Sara Mallory is a mother of four. She drove over three hours from Redding, CA to meet me at Sweet Inspiration Bakery in San Francisco, where she told me her incredible story. The culmination of personal events and her grief over the death of her mother led to five suicide attempts over the course of six months. She was 42 years old when I interviewed her on April 16, 2013.
Nobody knows what to do with you after you survive. Nobody knows how to explain things to my family. No, it wasn’t an act of attention getting. Do some people do that? Sure. I didn’t want to be here. I didn’t want to wake up.
I have been trying to find resources for myself and my family to come back after some serious suicide attempts, and there are still days when I wake up in the morning and I go, “Why am I still here? Why do I have to do this?”
My oldest is the one that found me the last time. She had picked up a pint of Ben and Jerry’s for me at the store and brought it home ‘cause she knew I was having a bad day. And it was about 11 o’clock at night and she brought it in to the room to give to me and she found me unconscious.
It’s really… it’s a blessing that I was found. I know that today. When I woke up in the ICU, I didn’t know that then. I was so mad. I was like, “Okay, I really did it this time and I’m still here,” but that’s the past and now I’m at a place where I can look around and say, “Here are my children. Here’s my little grandbaby, and she’s gorgeous and beautiful and tiny. Here are my friends.” I have such a good support system. All of my friends have gone out of their way to love on me and make me feel good about myself, along with me learning how to feel good about myself.
I have a history of depression. I didn’t realize I had a history of it until I actually had to write it all out and say, “Okay, so I had postpartum depression this time and then I took antidepressants this time and this time and this time and this time,” and then I looked at it and I went, “Yeah, I have a history of depression. It’s not something new.”
I don’t ask for help. I’ve never asked for help. I’m independent. I can do whatever comes my way and, you know, bring it on. And then this happened and I still didn’t ask for help. I didn’t know how. Too much pride, and then after the last attempt, I realized that my pride was killing me and I needed to just let it go. I needed to somehow center myself to a place to where I could heal. I had to make myself first and I didn’t know how to do that. I’m a mom of four. I’ve never been first. Never. But I have had to make myself first so that I can heal. So that I can get to a place to where, when I have a bad day, I’m not thinking about suicide.
I mean, just the way I see myself at times… I’m uncomfortable sharing that with people. I don’t want people to know that I think I’m a bad mom. I know I’m a good mom. In my right mind, I know I’m a good mom, but on those bad days, I’m a bad mom. I’m the cookie baker mom. I’m the mom that goes on field trips. I’m the mom that drives them to school and picks them up and takes them to all their little things that they’re doing. That’s the kind of mom I am, and I’ve always been that kind of mom and I care about my kids and I advocate for them. I know I do all those things, but on those bad days I pick myself apart and I get to a point to where I think I’m a bad mom. I think I’m a bad friend. I become worthless and it’s so easy to go from there to, you know, harming myself. It’s just that easy.

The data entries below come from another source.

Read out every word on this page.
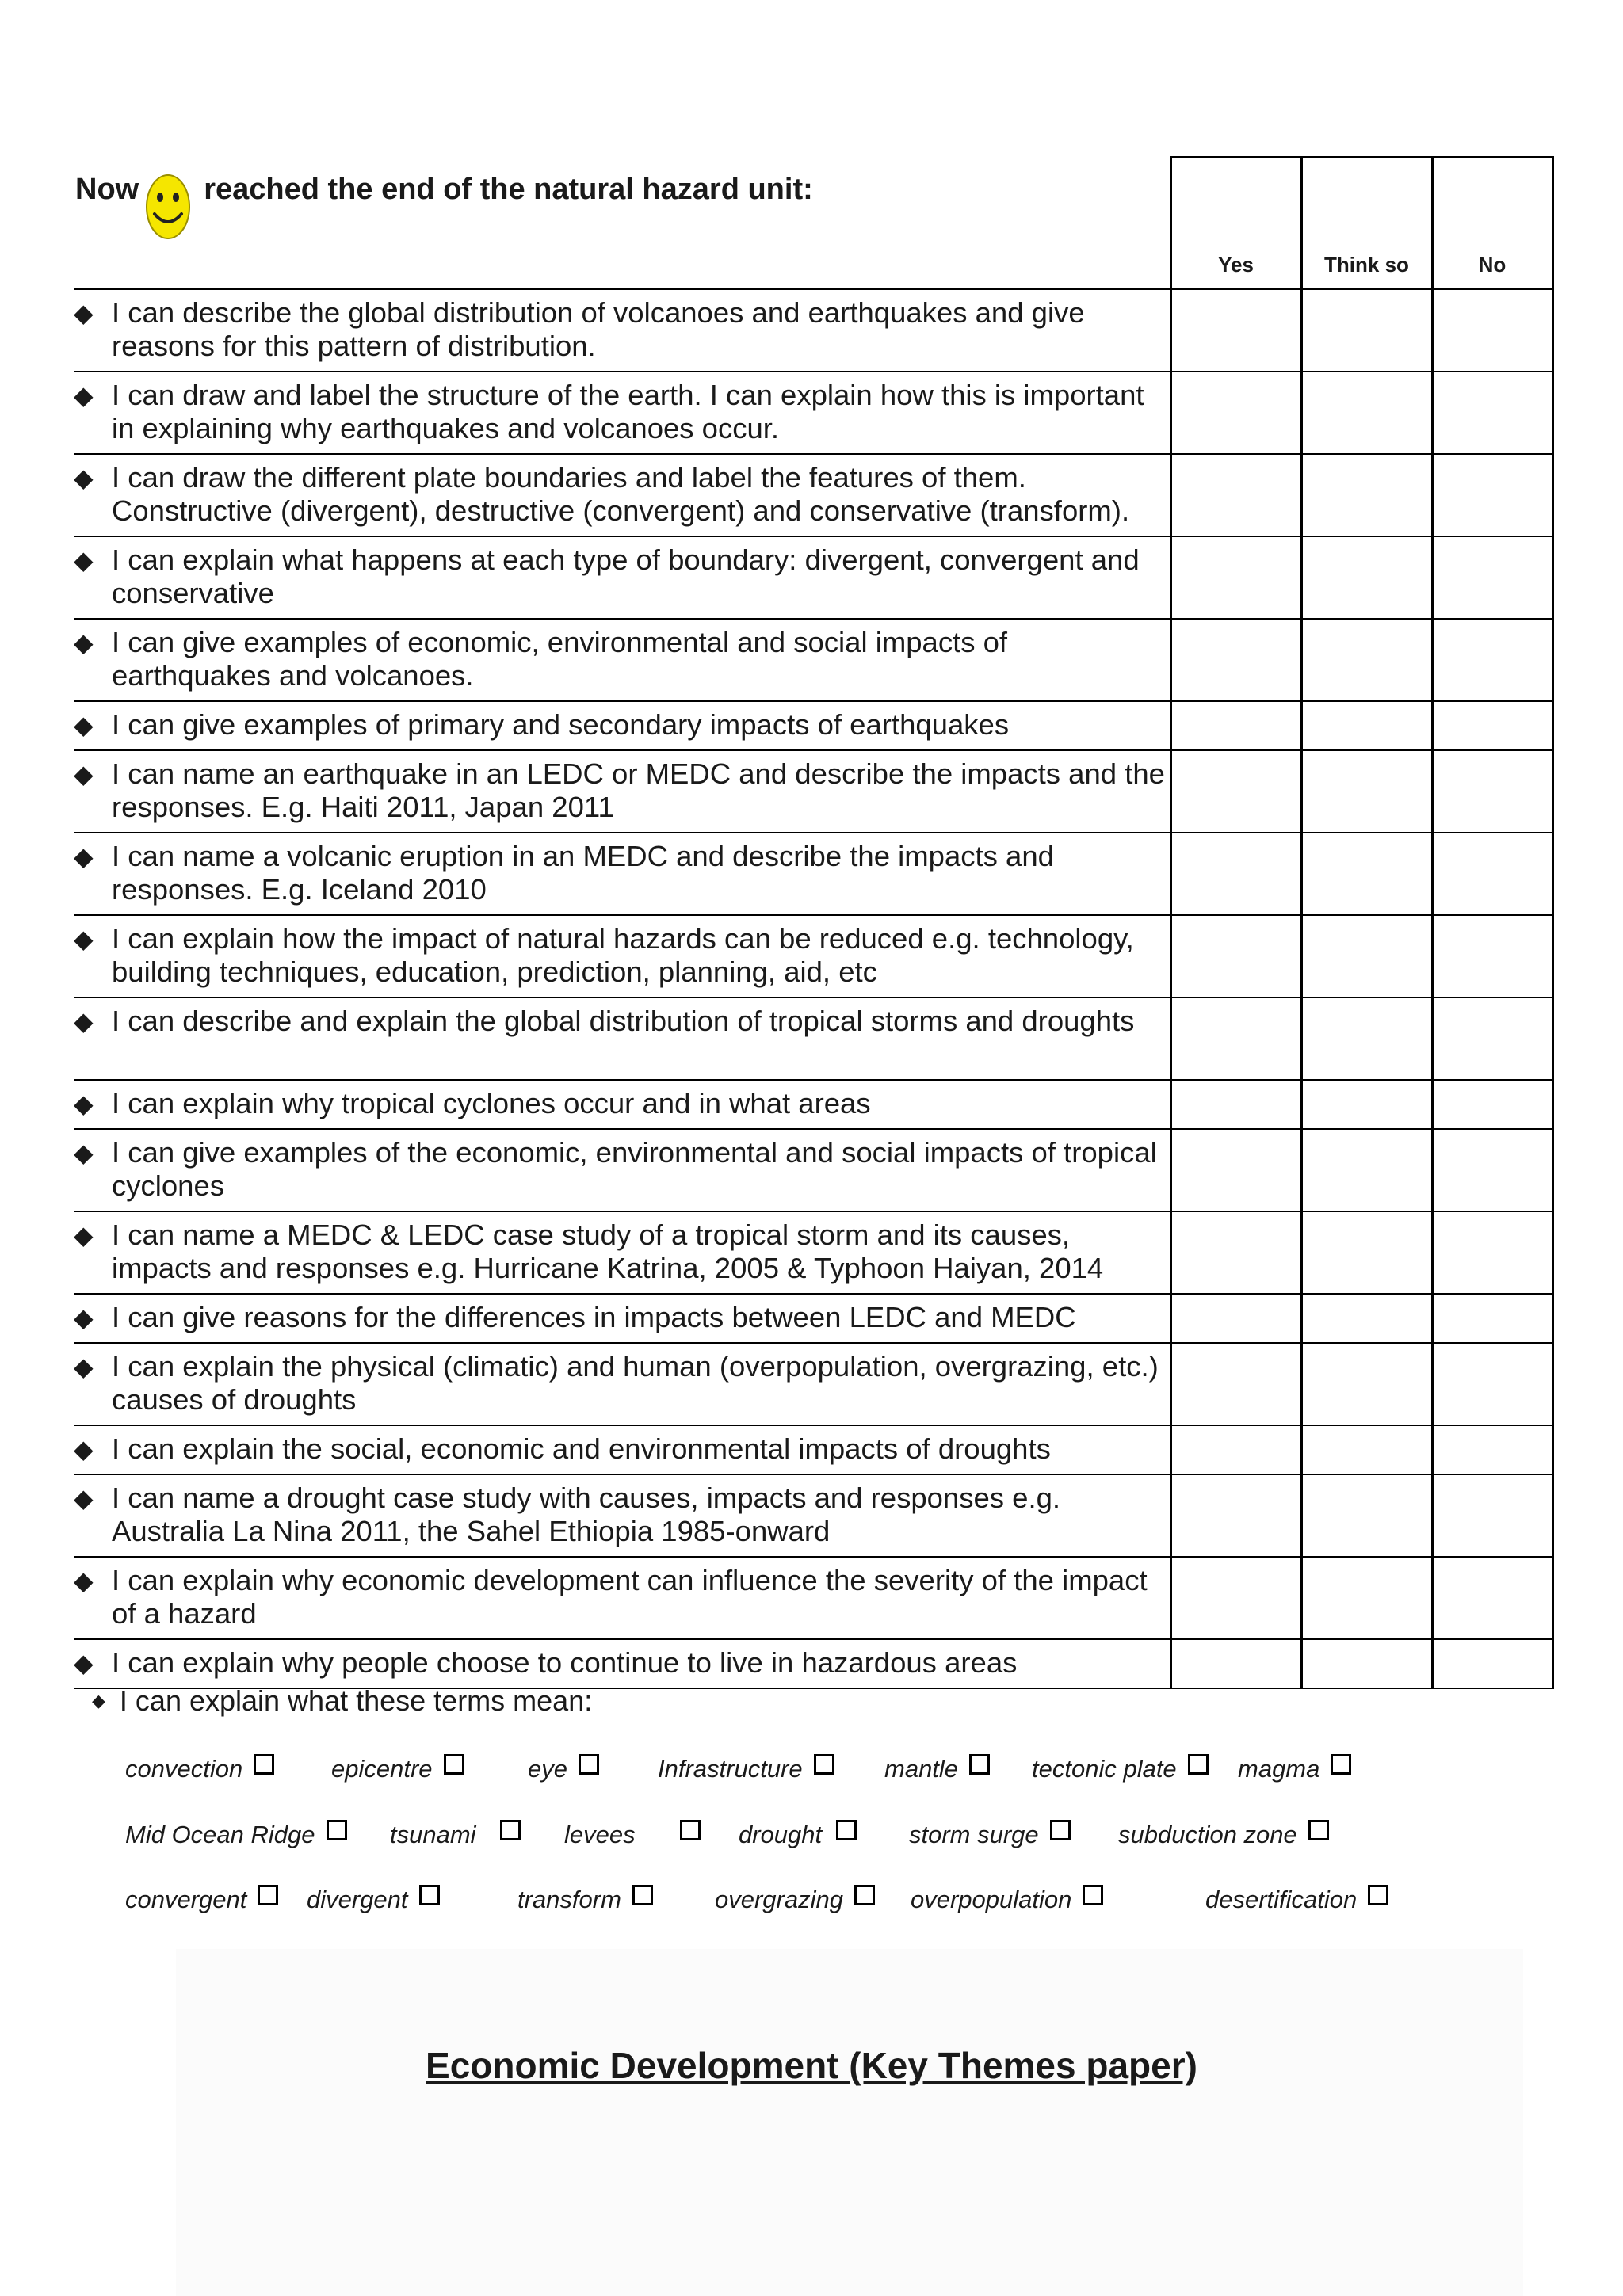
Now reached the end of the natural hazard unit:
	Yes	Think so	No

◆ I can describe the global distribution of volcanoes and earthquakes and give reasons for this pattern of distribution.			

◆ I can draw and label the structure of the earth. I can explain how this is important in explaining why earthquakes and volcanoes occur.			

◆ I can draw the different plate boundaries and label the features of them. Constructive (divergent), destructive (convergent) and conservative (transform).			

◆ I can explain what happens at each type of boundary: divergent, convergent and conservative			

◆ I can give examples of economic, environmental and social impacts of earthquakes and volcanoes.			

◆ I can give examples of primary and secondary impacts of earthquakes			

◆ I can name an earthquake in an LEDC or MEDC and describe the impacts and the responses. E.g. Haiti 2011, Japan 2011			

◆ I can name a volcanic eruption in an MEDC and describe the impacts and responses. E.g. Iceland 2010			

◆ I can explain how the impact of natural hazards can be reduced e.g. technology, building techniques, education, prediction, planning, aid, etc			

◆ I can describe and explain the global distribution of tropical storms and droughts			

◆ I can explain why tropical cyclones occur and in what areas			

◆ I can give examples of the economic, environmental and social impacts of tropical cyclones			

◆ I can name a MEDC & LEDC case study of a tropical storm and its causes, impacts and responses e.g. Hurricane Katrina, 2005 & Typhoon Haiyan, 2014			

◆ I can give reasons for the differences in impacts between LEDC and MEDC			

◆ I can explain the physical (climatic) and human (overpopulation, overgrazing, etc.) causes of droughts			

◆ I can explain the social, economic and environmental impacts of droughts			

◆ I can name a drought case study with causes, impacts and responses e.g. Australia La Nina 2011, the Sahel Ethiopia 1985-onward			

◆ I can explain why economic development can influence the severity of the impact of a hazard			

◆ I can explain why people choose to continue to live in hazardous areas			

◆ I can explain what these terms mean:
convection	epicentre	eye	Infrastructure	mantle	tectonic plate magma
Mid Ocean Ridge	tsunami	levees	drought	storm surge	subduction zone
convergent divergent	transform	overgrazing	overpopulation	desertification
Economic Development (Key Themes paper)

I’ve learned that those bad days pass, so I feel what I have to feel. I cry if I have to. I yell at the wall. I write on my wall with a Sharpie to just remind myself, and you know, I do isolate on those days, but it’s not a bad isolation. It’s more of like an isolation of, ‘I just need space. Let me have my space. Let me cope and deal with this and then tomorrow will be a different day,’ and it always is.
I kind of feel like if just one person hears me say that that day will pass, it will pass, and the next day is better. If just one person hears that, that’s all that matters.